Wednesday, August 15, 2007
Grim Natwick - Drawings and Ideas are part of what animation is
Marc Deckter put up a really good post about Grim Natwick.
DUCK WALK: GRIM NATWICK'S DANCING WAITER
This is animation from 1930-before there were any "rules" about how to animate. They didn't know much about squash and stretch, overlapping action, maintaining volumes, smeared inbetweens, cushions, secondary actions, etc...It isn't super smooth like Disney became a few years later.
But it has something that much "polished" animation that uses all the principles sometimes neglects.
Drawings and motions that are fun and funny.
In the early days, animators thought in terms of entertainment first. How funny can I make my walks and dances and dialogue?
Grim did his best stuff before he was swayed by the mass hypnosis that Disney cast over the whole industry in the late 30s.
Once animation got "smoother" and had weight and all these other abstract properties, many animators started losing track of what cartoons were all about in the first place.
I personally believe in knowing all the fundamental principles of animation, but I don't think that is enough to make entertainment.
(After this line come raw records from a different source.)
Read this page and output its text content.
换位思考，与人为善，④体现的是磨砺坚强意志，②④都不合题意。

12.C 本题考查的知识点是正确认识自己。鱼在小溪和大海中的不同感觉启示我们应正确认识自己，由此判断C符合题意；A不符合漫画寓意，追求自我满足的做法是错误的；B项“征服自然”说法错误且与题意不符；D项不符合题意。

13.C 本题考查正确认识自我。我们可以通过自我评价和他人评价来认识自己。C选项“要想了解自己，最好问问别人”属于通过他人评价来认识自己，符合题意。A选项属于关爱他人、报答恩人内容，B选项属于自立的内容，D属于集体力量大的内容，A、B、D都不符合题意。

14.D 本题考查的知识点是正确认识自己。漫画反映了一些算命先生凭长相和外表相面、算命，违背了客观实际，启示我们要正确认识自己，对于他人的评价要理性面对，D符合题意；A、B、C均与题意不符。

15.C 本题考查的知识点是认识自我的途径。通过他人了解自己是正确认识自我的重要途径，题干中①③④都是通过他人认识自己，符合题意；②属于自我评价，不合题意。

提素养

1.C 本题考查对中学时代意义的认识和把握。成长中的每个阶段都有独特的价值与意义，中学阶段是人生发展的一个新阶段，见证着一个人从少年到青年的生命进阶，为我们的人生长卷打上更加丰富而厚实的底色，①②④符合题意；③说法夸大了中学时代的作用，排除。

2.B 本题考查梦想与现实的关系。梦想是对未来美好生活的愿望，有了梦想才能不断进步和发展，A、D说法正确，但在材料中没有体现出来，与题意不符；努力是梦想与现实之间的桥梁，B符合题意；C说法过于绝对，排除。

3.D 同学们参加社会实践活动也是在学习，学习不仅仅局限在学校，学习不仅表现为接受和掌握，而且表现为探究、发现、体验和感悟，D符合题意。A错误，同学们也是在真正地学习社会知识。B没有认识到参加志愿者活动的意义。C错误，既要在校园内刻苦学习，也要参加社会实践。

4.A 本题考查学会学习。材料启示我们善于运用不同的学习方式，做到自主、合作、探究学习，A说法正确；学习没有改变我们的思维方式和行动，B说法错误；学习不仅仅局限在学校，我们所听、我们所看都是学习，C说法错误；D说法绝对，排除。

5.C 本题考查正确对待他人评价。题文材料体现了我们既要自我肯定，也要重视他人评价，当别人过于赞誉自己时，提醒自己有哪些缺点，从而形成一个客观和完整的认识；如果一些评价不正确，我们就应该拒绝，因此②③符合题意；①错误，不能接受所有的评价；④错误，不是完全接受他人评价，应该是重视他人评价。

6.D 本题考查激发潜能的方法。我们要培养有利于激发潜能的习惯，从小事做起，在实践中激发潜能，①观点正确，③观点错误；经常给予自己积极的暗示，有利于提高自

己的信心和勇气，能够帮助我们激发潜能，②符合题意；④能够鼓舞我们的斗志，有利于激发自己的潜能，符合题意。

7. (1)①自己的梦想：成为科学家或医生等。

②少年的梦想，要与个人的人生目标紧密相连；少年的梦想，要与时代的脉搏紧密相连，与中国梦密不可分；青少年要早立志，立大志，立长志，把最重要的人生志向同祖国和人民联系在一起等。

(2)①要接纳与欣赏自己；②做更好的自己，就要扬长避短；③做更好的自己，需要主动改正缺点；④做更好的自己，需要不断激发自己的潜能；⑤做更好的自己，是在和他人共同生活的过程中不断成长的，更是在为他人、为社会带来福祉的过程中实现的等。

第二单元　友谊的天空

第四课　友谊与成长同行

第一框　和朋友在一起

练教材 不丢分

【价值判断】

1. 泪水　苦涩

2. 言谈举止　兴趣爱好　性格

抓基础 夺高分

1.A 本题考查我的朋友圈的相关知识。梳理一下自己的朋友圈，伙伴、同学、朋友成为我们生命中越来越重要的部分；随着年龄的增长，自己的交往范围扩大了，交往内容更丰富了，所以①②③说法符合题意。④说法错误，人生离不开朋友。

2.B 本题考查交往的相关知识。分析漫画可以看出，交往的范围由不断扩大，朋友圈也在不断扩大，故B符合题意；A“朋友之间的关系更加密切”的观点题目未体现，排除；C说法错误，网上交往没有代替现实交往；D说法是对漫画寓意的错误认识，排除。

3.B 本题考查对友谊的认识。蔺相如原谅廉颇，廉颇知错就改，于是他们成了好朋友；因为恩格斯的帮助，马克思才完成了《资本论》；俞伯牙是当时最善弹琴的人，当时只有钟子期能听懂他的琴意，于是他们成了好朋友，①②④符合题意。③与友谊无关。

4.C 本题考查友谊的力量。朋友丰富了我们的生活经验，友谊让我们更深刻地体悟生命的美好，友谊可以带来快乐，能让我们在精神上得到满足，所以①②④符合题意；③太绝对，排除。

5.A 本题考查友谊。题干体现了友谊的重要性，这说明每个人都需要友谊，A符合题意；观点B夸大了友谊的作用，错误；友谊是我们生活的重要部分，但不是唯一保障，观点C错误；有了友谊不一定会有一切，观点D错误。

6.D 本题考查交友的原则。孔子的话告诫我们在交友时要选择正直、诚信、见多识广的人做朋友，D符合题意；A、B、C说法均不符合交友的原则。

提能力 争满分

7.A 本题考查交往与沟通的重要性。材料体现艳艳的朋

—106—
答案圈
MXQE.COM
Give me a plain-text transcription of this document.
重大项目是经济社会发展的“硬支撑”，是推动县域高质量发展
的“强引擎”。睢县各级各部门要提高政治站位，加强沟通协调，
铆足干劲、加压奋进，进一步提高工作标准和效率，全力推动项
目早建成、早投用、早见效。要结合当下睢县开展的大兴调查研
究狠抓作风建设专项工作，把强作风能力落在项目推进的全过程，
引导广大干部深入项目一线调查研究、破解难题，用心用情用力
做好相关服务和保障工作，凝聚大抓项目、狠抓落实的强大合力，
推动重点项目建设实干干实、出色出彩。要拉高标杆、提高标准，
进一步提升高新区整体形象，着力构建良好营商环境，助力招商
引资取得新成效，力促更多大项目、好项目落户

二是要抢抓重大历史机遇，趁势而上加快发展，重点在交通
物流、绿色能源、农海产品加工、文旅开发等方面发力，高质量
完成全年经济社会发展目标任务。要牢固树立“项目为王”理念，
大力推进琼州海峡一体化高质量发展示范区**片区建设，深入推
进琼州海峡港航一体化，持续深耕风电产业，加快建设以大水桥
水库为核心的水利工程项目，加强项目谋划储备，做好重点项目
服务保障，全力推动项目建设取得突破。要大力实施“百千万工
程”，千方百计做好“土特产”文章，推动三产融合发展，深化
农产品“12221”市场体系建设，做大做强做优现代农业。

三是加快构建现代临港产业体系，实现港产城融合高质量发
Smooth movement isn't entertaining by itself. It's impressive, but not as impressive to me as fun drawings and actions and ideas moving. The principles of animation should be in service of the drawings and entertainment, it shouldn't be an end in itself.
Here is a clip from Cats Don't Dance. The movement is great for sure, but what is being animated is just standard drawings that we've seen a million times before.
It's a polished version of Tiny Toons designs and poses with some Don Bluth thrown in.
Don't get me wrong, I think these animators are hugely talented and would love to be able to work with a great crew like this and have a similar budget to make a fully animated movie.
I just lament that the business uses such strong talent to do the same stuff over and over again. -and to make each animator basically design, draw and move things the same way.